Major gate into historic Lagos where we stayed.
On Thursday we headed to Evora and hit all the major museums, cathedrals and historic landmarks. One interesting collection was made up of over 6,200 pieces of ceramic, fabric, wood and clay sculptures depicting the artist's unique impression of a nativity scene. Some were quite comical with baby Jesus and a soother, and from Russa a matryoshka starting with Joseph and ending with a little lamb. These are pics of 4 favourites but each one was beautiful.
Chapel of Bones is made from human remains
The story behind this chapel is that the church needed more land so they dug up the cemetery and used the bones inside the chapel showing that after we die we really are all the same. If you zoom in on the arches you can see they are edged with skulls....spooky!!

Selfies are never a good idea!

Walking around Evora
Black and whites by photographer, Adam's Apple

Wine was distilled in these clay pots in Roman times. Some wineries are going to try using this method again, may be just a marketing ploy!?
All aboard! We're now heading to Porto for 8 nights. It's a 5-1/2 hour train ride with an hour stopover once again in Lisbon. More to follow.





Sunday, 21 February 2016

Portugal, Week 4

We caught the bus out of Seville loading at platform 13. Yes indeed, we thought this might be a forewarning of grave danger ahead. lol 
Low and behold our accommodation in Lagos was something of a disaster and our first unfortunate experience with Airbnb bookings. As picture indicates the outside of the building was under some major renovation. As a result our unit was very dusty, smelled of paint and even worse the scaffolding, netting and local labour force were right outside our window (making it uncomfortable to walk around in ones undies). Lucky for us we had met a lady at the arrivals area of the bus station in Lagos who had given glowing reviews of a great apartment where they had stayed; fortune smiled as this provided us an alternative location so desperately needed. 
View from our kitchen window

We are in historic Lagos, toured the museum and  Church of Santo Antonio rebuilt in the early 18th century, with gilded carvings covering the altar and sidewalls. No pics allowed, but as with most amazing views, impossible to capture with a camera.
Can you name the big eyed fish?
Start of our walk along cliffs surrounding the city
Although it looks like I'm on the beach, we are actually hundreds of feet above the ocean.
Interesting rock formations and grottoes.
In the far far distance, beyond the cliffs is the southwest tip of Europe, Cabo Sao Vincent, early Portuguese called "O Fim do Mundo" (the end of the world). From Cape St. Vincent you can see the cliff tops in Morocco. We didn't hike that far, just content to know it was so close.
The coastline has many beaches, small and private....but look at the steps, easy going down!!

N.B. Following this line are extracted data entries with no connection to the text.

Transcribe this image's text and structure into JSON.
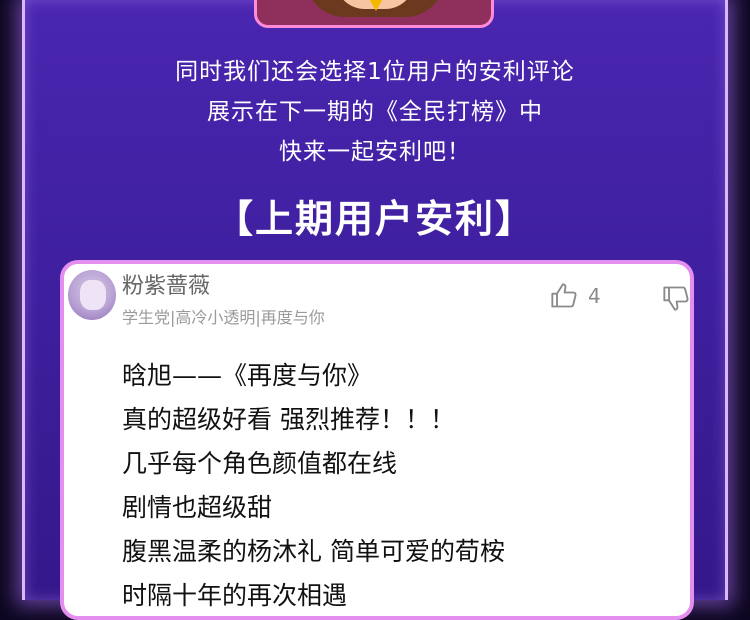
{
  "intro_lines": [
    "同时我们还会选择1位用户的安利评论",
    "展示在下一期的《全民打榜》中",
    "快来一起安利吧！"
  ],
  "section_title": "【上期用户安利】",
  "comment": {
    "username": "粉紫蔷薇",
    "tags": "学生党|高冷小透明|再度与你",
    "like_count": "4",
    "icons": {
      "like": "thumbs-up-icon",
      "dislike": "thumbs-down-icon"
    },
    "lines": [
      "晗旭——《再度与你》",
      "真的超级好看 强烈推荐！！！",
      "几乎每个角色颜值都在线",
      "剧情也超级甜",
      "腹黑温柔的杨沐礼 简单可爱的荀桉",
      "时隔十年的再次相遇"
    ]
  },
  "colors": {
    "background": "#0d0720",
    "panel": "#4a26b0",
    "panel_glow": "#d9b8ff",
    "card_border": "#e48ef0",
    "avatar_border": "#ff8ad8"
  }
}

We started the day in 8c temperature. We've been travelling in multiple layers to accommodate the changing weather so we were very happy to gradually remove 3 layers throughout the afternoon. Who can complain about 25c!
This week concludes on what appears to be the arrival of an early summer and as they say at Camp Granada...
"Wait a minute, its stopped raining. Guys are swimming, gals are sailing
Playing baseball, gee that's bettah.  Muddah, Faddah kindly disregard this letter!"